Yvette Cooper MP, Labour’s Shadow Home Secretary, responding to the victims’ groups statement on the historic child sex abuse inquiry, said:
“The inquiry into child abuse is immensely important for understanding why institutions failed to protect children, failed to get them justice and making sure children are protected in the future.
“So it is appalling that this inquiry has now staggered through four months of confusion and crisis and has not even yet started work. Theresa May has repeatedly failed to establish this inquiry in the right way so it has confidence of victims and everyone else and can get on with the job.
“The Home Secretary should have met with victims at the very start of the inquiry, but she failed to do so then and no Home Office minister even met them today. Theresa May has twice failed to consult with victims’ groups and carry out sufficient background checks on her appointed chair. Having failed once, it is incomprehensible that she could then fail a second time to consult widely enough to ensure Fiona Woolf would have the support needed to carry out this vital role. The inquiry cannot go on like this, lurching from problem to problem without any proper leadership from the Home Secretary.
“Theresa May has put Fiona Woolf in an impossible position. We had hoped the Home Secretary would be able to sort this out, so that the inquiry could get going this month, but she has failed to do so. Sadly it is now impossible to see how Fiona Woolf can carry on in this position.

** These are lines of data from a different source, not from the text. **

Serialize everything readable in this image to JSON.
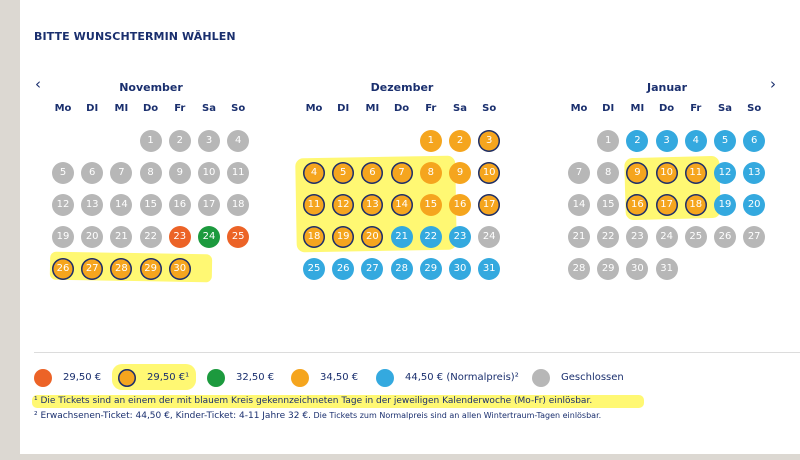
{
  "heading": "BITTE WUNSCHTERMIN WÄHLEN",
  "nav": {
    "prev": "‹",
    "next": "›"
  },
  "weekdays": [
    "Mo",
    "DI",
    "MI",
    "Do",
    "Fr",
    "Sa",
    "So"
  ],
  "months": [
    {
      "name": "November",
      "offset": 3,
      "days": [
        "gray",
        "gray",
        "gray",
        "gray",
        "gray",
        "gray",
        "gray",
        "gray",
        "gray",
        "gray",
        "gray",
        "gray",
        "gray",
        "gray",
        "gray",
        "gray",
        "gray",
        "gray",
        "gray",
        "gray",
        "gray",
        "gray",
        "red",
        "green",
        "red",
        "circ",
        "circ",
        "circ",
        "circ",
        "circ"
      ]
    },
    {
      "name": "Dezember",
      "offset": 4,
      "days": [
        "orange",
        "orange",
        "circ",
        "circ",
        "circ",
        "circ",
        "circ",
        "orange",
        "orange",
        "circ",
        "circ",
        "circ",
        "circ",
        "circ",
        "orange",
        "orange",
        "circ",
        "circ",
        "circ",
        "circ",
        "blue",
        "blue",
        "blue",
        "gray",
        "blue",
        "blue",
        "blue",
        "blue",
        "blue",
        "blue",
        "blue"
      ]
    },
    {
      "name": "Januar",
      "offset": 1,
      "days": [
        "gray",
        "blue",
        "blue",
        "blue",
        "blue",
        "blue",
        "gray",
        "gray",
        "circ",
        "circ",
        "circ",
        "blue",
        "blue",
        "gray",
        "gray",
        "circ",
        "circ",
        "circ",
        "blue",
        "blue",
        "gray",
        "gray",
        "gray",
        "gray",
        "gray",
        "gray",
        "gray",
        "gray",
        "gray",
        "gray",
        "gray"
      ]
    }
  ],
  "colors": {
    "gray": "#b7b7b7",
    "orange": "#f5a51e",
    "red": "#ec6327",
    "green": "#1c9a3e",
    "blue": "#34a9df",
    "navy": "#1a2f6e",
    "highlight": "#fff200"
  },
  "legend": [
    {
      "color": "red",
      "label": "29,50 €"
    },
    {
      "color": "circ",
      "label": "29,50 €¹"
    },
    {
      "color": "green",
      "label": "32,50 €"
    },
    {
      "color": "orange",
      "label": "34,50 €"
    },
    {
      "color": "blue",
      "label": "44,50 € (Normalpreis)²"
    },
    {
      "color": "gray",
      "label": "Geschlossen"
    }
  ],
  "footnote1": "¹ Die Tickets sind an einem der mit blauem Kreis gekennzeichneten Tage in der jeweiligen Kalenderwoche (Mo-Fr) einlösbar.",
  "footnote2a": "² Erwachsenen-Ticket: 44,50 €, Kinder-Ticket: 4-11 Jahre 32 €.",
  "footnote2b": " Die Tickets zum Normalpreis sind an allen Wintertraum-Tagen einlösbar."
}
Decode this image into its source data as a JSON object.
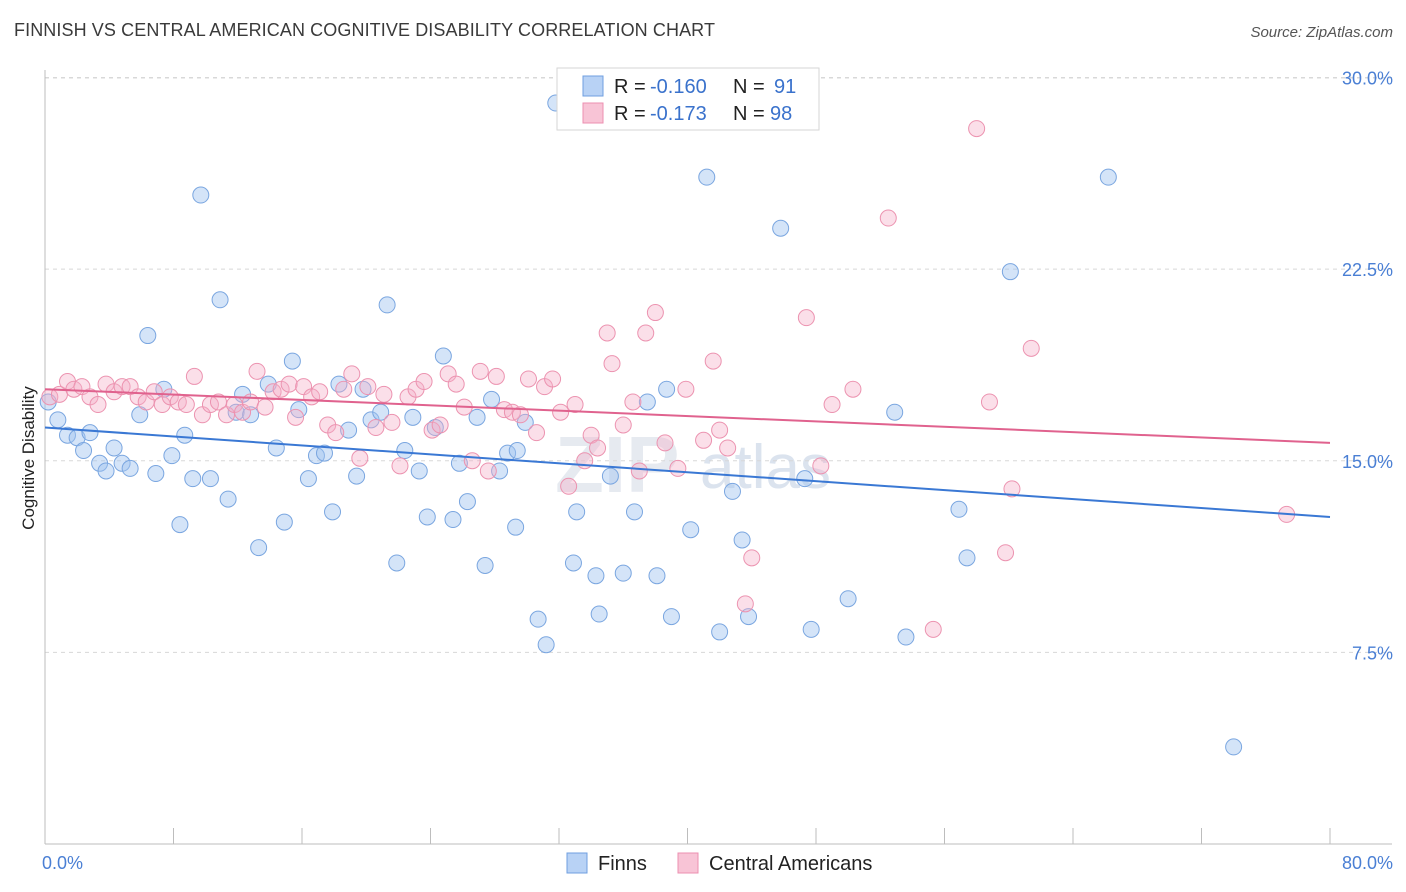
{
  "title": "FINNISH VS CENTRAL AMERICAN COGNITIVE DISABILITY CORRELATION CHART",
  "source": "Source: ZipAtlas.com",
  "watermark": {
    "a": "ZIP",
    "b": "atlas"
  },
  "chart_data": {
    "type": "scatter",
    "ylabel": "Cognitive Disability",
    "xlim": [
      0,
      80
    ],
    "ylim": [
      0,
      32
    ],
    "x_ticks": [
      "0.0%",
      "80.0%"
    ],
    "y_ticks": [
      {
        "value": 30,
        "label": "30.0%"
      },
      {
        "value": 22.5,
        "label": "22.5%"
      },
      {
        "value": 15,
        "label": "15.0%"
      },
      {
        "value": 7.5,
        "label": "7.5%"
      }
    ],
    "grid": true,
    "legend_position": "top-center",
    "bottom_legend": [
      "Finns",
      "Central Americans"
    ],
    "series": [
      {
        "name": "Finns",
        "color": "#3a78d4",
        "r_label": "R =",
        "r_value": "-0.160",
        "n_label": "N =",
        "n_value": "91",
        "trend": {
          "x0": 0,
          "y0": 16.3,
          "x1": 80,
          "y1": 12.8
        },
        "points": [
          [
            0.2,
            17.3
          ],
          [
            0.8,
            16.6
          ],
          [
            1.4,
            16.0
          ],
          [
            2.0,
            15.9
          ],
          [
            2.4,
            15.4
          ],
          [
            2.8,
            16.1
          ],
          [
            3.4,
            14.9
          ],
          [
            3.8,
            14.6
          ],
          [
            4.3,
            15.5
          ],
          [
            4.8,
            14.9
          ],
          [
            5.3,
            14.7
          ],
          [
            5.9,
            16.8
          ],
          [
            6.4,
            19.9
          ],
          [
            6.9,
            14.5
          ],
          [
            7.4,
            17.8
          ],
          [
            7.9,
            15.2
          ],
          [
            8.4,
            12.5
          ],
          [
            8.7,
            16.0
          ],
          [
            9.2,
            14.3
          ],
          [
            9.7,
            25.4
          ],
          [
            10.3,
            14.3
          ],
          [
            10.9,
            21.3
          ],
          [
            11.4,
            13.5
          ],
          [
            11.9,
            16.9
          ],
          [
            12.3,
            17.6
          ],
          [
            12.8,
            16.8
          ],
          [
            13.3,
            11.6
          ],
          [
            13.9,
            18.0
          ],
          [
            14.4,
            15.5
          ],
          [
            14.9,
            12.6
          ],
          [
            15.4,
            18.9
          ],
          [
            15.8,
            17.0
          ],
          [
            16.4,
            14.3
          ],
          [
            16.9,
            15.2
          ],
          [
            17.4,
            15.3
          ],
          [
            17.9,
            13.0
          ],
          [
            18.3,
            18.0
          ],
          [
            18.9,
            16.2
          ],
          [
            19.4,
            14.4
          ],
          [
            19.8,
            17.8
          ],
          [
            20.3,
            16.6
          ],
          [
            20.9,
            16.9
          ],
          [
            21.3,
            21.1
          ],
          [
            21.9,
            11.0
          ],
          [
            22.4,
            15.4
          ],
          [
            22.9,
            16.7
          ],
          [
            23.3,
            14.6
          ],
          [
            23.8,
            12.8
          ],
          [
            24.3,
            16.3
          ],
          [
            24.8,
            19.1
          ],
          [
            25.4,
            12.7
          ],
          [
            25.8,
            14.9
          ],
          [
            26.3,
            13.4
          ],
          [
            26.9,
            16.7
          ],
          [
            27.4,
            10.9
          ],
          [
            27.8,
            17.4
          ],
          [
            28.3,
            14.6
          ],
          [
            28.8,
            15.3
          ],
          [
            29.3,
            12.4
          ],
          [
            29.9,
            16.5
          ],
          [
            30.7,
            8.8
          ],
          [
            31.2,
            7.8
          ],
          [
            31.8,
            29.0
          ],
          [
            32.9,
            11.0
          ],
          [
            33.1,
            13.0
          ],
          [
            34.3,
            10.5
          ],
          [
            34.5,
            9.0
          ],
          [
            35.2,
            14.4
          ],
          [
            36.0,
            10.6
          ],
          [
            36.7,
            13.0
          ],
          [
            37.5,
            17.3
          ],
          [
            38.1,
            10.5
          ],
          [
            38.7,
            17.8
          ],
          [
            39.0,
            8.9
          ],
          [
            40.2,
            12.3
          ],
          [
            41.2,
            26.1
          ],
          [
            42.0,
            8.3
          ],
          [
            42.8,
            13.8
          ],
          [
            43.4,
            11.9
          ],
          [
            43.8,
            8.9
          ],
          [
            45.0,
            29.9
          ],
          [
            45.8,
            24.1
          ],
          [
            47.3,
            14.3
          ],
          [
            47.7,
            8.4
          ],
          [
            50.0,
            9.6
          ],
          [
            53.6,
            8.1
          ],
          [
            52.9,
            16.9
          ],
          [
            56.9,
            13.1
          ],
          [
            57.4,
            11.2
          ],
          [
            60.1,
            22.4
          ],
          [
            66.2,
            26.1
          ],
          [
            74.0,
            3.8
          ],
          [
            29.4,
            15.4
          ]
        ]
      },
      {
        "name": "Central Americans",
        "color": "#e0628e",
        "r_label": "R =",
        "r_value": "-0.173",
        "n_label": "N =",
        "n_value": "98",
        "trend": {
          "x0": 0,
          "y0": 17.8,
          "x1": 80,
          "y1": 15.7
        },
        "points": [
          [
            0.3,
            17.5
          ],
          [
            0.9,
            17.6
          ],
          [
            1.4,
            18.1
          ],
          [
            1.8,
            17.8
          ],
          [
            2.3,
            17.9
          ],
          [
            2.8,
            17.5
          ],
          [
            3.3,
            17.2
          ],
          [
            3.8,
            18.0
          ],
          [
            4.3,
            17.7
          ],
          [
            4.8,
            17.9
          ],
          [
            5.3,
            17.9
          ],
          [
            5.8,
            17.5
          ],
          [
            6.3,
            17.3
          ],
          [
            6.8,
            17.7
          ],
          [
            7.3,
            17.2
          ],
          [
            7.8,
            17.5
          ],
          [
            8.3,
            17.3
          ],
          [
            8.8,
            17.2
          ],
          [
            9.3,
            18.3
          ],
          [
            9.8,
            16.8
          ],
          [
            10.3,
            17.2
          ],
          [
            10.8,
            17.3
          ],
          [
            11.3,
            16.8
          ],
          [
            11.8,
            17.2
          ],
          [
            12.3,
            16.9
          ],
          [
            12.8,
            17.3
          ],
          [
            13.2,
            18.5
          ],
          [
            13.7,
            17.1
          ],
          [
            14.2,
            17.7
          ],
          [
            14.7,
            17.8
          ],
          [
            15.2,
            18.0
          ],
          [
            15.6,
            16.7
          ],
          [
            16.1,
            17.9
          ],
          [
            16.6,
            17.5
          ],
          [
            17.1,
            17.7
          ],
          [
            17.6,
            16.4
          ],
          [
            18.1,
            16.1
          ],
          [
            18.6,
            17.8
          ],
          [
            19.1,
            18.4
          ],
          [
            19.6,
            15.1
          ],
          [
            20.1,
            17.9
          ],
          [
            20.6,
            16.3
          ],
          [
            21.1,
            17.6
          ],
          [
            21.6,
            16.5
          ],
          [
            22.1,
            14.8
          ],
          [
            22.6,
            17.5
          ],
          [
            23.1,
            17.8
          ],
          [
            23.6,
            18.1
          ],
          [
            24.1,
            16.2
          ],
          [
            24.6,
            16.4
          ],
          [
            25.1,
            18.4
          ],
          [
            25.6,
            18.0
          ],
          [
            26.1,
            17.1
          ],
          [
            26.6,
            15.0
          ],
          [
            27.1,
            18.5
          ],
          [
            27.6,
            14.6
          ],
          [
            28.1,
            18.3
          ],
          [
            28.6,
            17.0
          ],
          [
            29.1,
            16.9
          ],
          [
            29.6,
            16.8
          ],
          [
            30.1,
            18.2
          ],
          [
            30.6,
            16.1
          ],
          [
            31.1,
            17.9
          ],
          [
            31.6,
            18.2
          ],
          [
            32.1,
            16.9
          ],
          [
            32.6,
            14.0
          ],
          [
            33.0,
            17.2
          ],
          [
            33.6,
            15.0
          ],
          [
            34.0,
            16.0
          ],
          [
            34.4,
            15.5
          ],
          [
            35.0,
            20.0
          ],
          [
            35.3,
            18.8
          ],
          [
            36.0,
            16.4
          ],
          [
            36.6,
            17.3
          ],
          [
            37.0,
            14.6
          ],
          [
            37.4,
            20.0
          ],
          [
            38.0,
            20.8
          ],
          [
            38.6,
            15.7
          ],
          [
            39.4,
            14.7
          ],
          [
            39.9,
            17.8
          ],
          [
            41.0,
            15.8
          ],
          [
            41.6,
            18.9
          ],
          [
            42.0,
            16.2
          ],
          [
            42.5,
            15.5
          ],
          [
            43.6,
            9.4
          ],
          [
            44.0,
            11.2
          ],
          [
            47.4,
            20.6
          ],
          [
            48.3,
            14.8
          ],
          [
            49.0,
            17.2
          ],
          [
            50.3,
            17.8
          ],
          [
            52.5,
            24.5
          ],
          [
            58.8,
            17.3
          ],
          [
            59.8,
            11.4
          ],
          [
            60.2,
            13.9
          ],
          [
            61.4,
            19.4
          ],
          [
            55.3,
            8.4
          ],
          [
            58.0,
            28.0
          ],
          [
            77.3,
            12.9
          ]
        ]
      }
    ]
  }
}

“It should not be beyond the wit of the Home Secretary to establish a credible inquiry. There have been difficult and sensitive inquiries before that have required public confidence and have delivered extremely important results - from the Bishop of Liverpool’s inquiry into Hillsborough to Michael Bichard’s inquiry into the Soham murders. Theresa May needs to urgently sort this out and re-establish the inquiry on a firm footing so it can get on with its work on child protection.”